Muscle Shoals Guitarist Pete Carr Passes Away At 70
Pete Carr live in 2012 - char price / Youtube
Esteemed Muscle Shoals Rhythm Section guitarist Pete Carr passed away on June 27 at the age of 70.
The session guitarist was born in Daytona Beach, Florida, and proceeded to spend his early teen years by learning the guitar, copying his rock idols to teach himself more about the instrument. In a 2000 interview with Swampland.com, Carr said, “The Beatles and the Rolling Stones were leading the ‘British Invasion’ at that time. I bought their records and others such as the Yardbirds, the Animals, and The Searchers, which helped me learn the guitar.”
He eventually trickled into local clubs, crossing paths with Southern legends Gregg and Duane Allman, becoming friends and playing together in the band Hour Glass, just shortly before the brothers’ success with the Allman Brothers Band. Carr soon joined the Muscle Shoals Rhythm Section, recording with some of the biggest names in the industry like Paul Simon, Bob Seger, and Joe Cocker, among numerous others.
Record producer Rodney Hall had this to say about Carr: “I’ve got to say here that I think Pete Carr contributed more to Muscle Shoals music than any other guitar player to come through Muscle Shoals. Yeah, there was Jimmy Johnson and Duane Allman. Duane wasn’t here but about a year, and Jimmy is a great rhythm player but as far as lead goes, Pete’s the man.”
Carr has released two solo albums, 1975’s “Not A Word” and 1978’s Multiple Flash, and also teamed up with Lenny LeBlanc for 1978’s Midnight Light, which spawned the hit single “Falling”. The two were supporting Lynyrd Skynyrd on 1977’s tragic Street Survivors tour, where they were visiting friends in Daytona when the crash happened.
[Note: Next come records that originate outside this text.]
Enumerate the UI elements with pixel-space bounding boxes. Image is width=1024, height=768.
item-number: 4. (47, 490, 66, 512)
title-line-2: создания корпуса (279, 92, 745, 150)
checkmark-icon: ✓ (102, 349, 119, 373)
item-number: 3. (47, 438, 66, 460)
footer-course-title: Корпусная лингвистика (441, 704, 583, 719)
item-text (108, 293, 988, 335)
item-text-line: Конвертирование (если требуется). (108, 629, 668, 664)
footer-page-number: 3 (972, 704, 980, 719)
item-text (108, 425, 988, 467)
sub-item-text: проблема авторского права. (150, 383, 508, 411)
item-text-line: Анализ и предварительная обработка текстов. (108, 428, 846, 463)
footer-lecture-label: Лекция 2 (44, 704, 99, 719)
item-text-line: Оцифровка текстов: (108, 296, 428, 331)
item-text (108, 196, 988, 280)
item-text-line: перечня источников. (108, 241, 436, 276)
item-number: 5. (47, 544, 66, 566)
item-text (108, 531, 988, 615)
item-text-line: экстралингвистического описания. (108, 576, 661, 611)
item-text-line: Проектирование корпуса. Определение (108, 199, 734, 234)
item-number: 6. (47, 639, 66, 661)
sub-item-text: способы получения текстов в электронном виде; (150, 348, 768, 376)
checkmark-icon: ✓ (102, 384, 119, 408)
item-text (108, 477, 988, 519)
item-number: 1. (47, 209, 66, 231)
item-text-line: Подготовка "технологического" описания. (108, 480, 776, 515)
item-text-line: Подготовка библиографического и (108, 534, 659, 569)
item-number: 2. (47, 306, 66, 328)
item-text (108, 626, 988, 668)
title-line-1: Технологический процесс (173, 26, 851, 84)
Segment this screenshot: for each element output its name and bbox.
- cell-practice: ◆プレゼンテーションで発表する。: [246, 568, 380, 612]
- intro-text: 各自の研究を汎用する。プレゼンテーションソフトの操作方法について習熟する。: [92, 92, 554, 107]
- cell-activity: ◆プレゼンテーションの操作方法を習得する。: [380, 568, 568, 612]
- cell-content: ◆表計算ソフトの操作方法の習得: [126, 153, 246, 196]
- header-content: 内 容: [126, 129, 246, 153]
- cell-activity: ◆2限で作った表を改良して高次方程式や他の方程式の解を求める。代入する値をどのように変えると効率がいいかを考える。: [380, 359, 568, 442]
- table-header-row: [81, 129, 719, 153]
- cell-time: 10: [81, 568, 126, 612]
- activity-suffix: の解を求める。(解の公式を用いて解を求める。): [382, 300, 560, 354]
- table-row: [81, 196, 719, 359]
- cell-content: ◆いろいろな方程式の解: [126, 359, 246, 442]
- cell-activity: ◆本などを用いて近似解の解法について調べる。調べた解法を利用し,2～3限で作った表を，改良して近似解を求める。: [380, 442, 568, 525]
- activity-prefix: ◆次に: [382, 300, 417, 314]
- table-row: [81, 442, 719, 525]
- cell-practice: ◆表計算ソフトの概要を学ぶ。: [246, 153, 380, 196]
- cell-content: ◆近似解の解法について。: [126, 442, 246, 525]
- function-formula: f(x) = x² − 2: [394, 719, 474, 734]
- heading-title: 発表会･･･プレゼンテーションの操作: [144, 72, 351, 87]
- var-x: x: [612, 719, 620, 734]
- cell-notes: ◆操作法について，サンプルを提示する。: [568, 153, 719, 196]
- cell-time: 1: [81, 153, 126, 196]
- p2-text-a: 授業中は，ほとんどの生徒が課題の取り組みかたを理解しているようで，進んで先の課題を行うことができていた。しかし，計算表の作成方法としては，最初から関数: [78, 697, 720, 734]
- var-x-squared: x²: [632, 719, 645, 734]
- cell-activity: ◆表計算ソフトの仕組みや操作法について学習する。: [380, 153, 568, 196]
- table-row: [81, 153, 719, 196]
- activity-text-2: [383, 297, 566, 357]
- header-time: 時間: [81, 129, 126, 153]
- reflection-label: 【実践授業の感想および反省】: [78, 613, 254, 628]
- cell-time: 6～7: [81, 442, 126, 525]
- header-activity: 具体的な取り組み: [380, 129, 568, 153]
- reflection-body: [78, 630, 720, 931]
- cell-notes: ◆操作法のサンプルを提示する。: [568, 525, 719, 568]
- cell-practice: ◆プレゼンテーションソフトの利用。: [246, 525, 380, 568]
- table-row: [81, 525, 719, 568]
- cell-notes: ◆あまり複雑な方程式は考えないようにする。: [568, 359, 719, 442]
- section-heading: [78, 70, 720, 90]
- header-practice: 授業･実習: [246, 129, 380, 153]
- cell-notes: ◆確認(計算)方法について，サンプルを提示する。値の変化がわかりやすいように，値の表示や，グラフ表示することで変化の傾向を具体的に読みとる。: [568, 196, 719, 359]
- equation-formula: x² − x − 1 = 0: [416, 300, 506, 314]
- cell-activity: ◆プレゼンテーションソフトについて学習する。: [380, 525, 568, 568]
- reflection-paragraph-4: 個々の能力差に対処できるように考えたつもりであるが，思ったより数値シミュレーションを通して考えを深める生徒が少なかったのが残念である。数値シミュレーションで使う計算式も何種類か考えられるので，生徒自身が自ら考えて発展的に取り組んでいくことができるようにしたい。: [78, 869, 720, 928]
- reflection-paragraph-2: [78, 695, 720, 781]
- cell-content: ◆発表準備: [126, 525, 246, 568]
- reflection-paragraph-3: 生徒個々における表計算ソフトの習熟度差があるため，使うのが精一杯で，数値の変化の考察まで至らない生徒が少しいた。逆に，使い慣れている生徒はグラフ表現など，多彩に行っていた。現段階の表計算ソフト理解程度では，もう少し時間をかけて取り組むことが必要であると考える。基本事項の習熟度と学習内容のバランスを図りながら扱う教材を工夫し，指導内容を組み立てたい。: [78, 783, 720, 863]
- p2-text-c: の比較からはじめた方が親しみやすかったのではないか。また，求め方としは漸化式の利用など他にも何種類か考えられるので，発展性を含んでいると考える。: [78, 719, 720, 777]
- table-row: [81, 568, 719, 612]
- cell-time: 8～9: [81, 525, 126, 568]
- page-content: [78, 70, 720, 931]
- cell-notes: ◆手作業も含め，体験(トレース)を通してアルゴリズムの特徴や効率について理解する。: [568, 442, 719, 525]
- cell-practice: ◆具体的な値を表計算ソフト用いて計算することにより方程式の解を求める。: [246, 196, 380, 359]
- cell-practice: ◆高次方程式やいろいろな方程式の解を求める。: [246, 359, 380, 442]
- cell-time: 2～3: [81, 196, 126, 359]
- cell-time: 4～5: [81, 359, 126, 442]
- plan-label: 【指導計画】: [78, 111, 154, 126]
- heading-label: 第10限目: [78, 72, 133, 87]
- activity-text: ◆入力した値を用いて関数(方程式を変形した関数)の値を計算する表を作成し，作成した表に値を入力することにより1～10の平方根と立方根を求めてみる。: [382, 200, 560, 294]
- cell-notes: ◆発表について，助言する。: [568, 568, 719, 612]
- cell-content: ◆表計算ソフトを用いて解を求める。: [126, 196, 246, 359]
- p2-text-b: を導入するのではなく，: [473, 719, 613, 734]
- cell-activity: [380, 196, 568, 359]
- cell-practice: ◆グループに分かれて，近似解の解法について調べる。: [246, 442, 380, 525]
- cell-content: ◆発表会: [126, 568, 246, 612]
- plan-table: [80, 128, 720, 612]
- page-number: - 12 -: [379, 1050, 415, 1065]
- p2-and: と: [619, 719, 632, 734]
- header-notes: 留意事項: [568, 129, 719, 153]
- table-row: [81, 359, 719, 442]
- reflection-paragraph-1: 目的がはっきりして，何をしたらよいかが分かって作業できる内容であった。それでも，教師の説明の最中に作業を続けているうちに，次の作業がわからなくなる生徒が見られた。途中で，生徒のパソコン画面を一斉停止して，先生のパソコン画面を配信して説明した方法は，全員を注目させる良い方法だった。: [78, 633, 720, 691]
“We went to Daytona and were going to meet backup with Lynyrd Skynyrd at the next show. Well, when we arrived in town to play the next concert we heard on the radio of the plane crash that took the lives of some of the members. We of course were shocked,” said Carr.
The guitarist has worked with numerous premium musicians in his career, but one stood out the most for him. “I always thought Paul Simon was fantastic, in the same league as the Beatles,” he said. “When he walked in the studio the first time it was a very awe-inspiring moment for me. I remember vividly as he walked through the front door and I saw his face. I had taught myself an acoustic guitar instrumental he did on a Simon and Garfunkel album called ‘Anji’ when I was a kid. I always thought that he was one of the best, if not the best songwriter ever. Simon, Dylan, Lennon and McCartney. My favorites,” Carr added.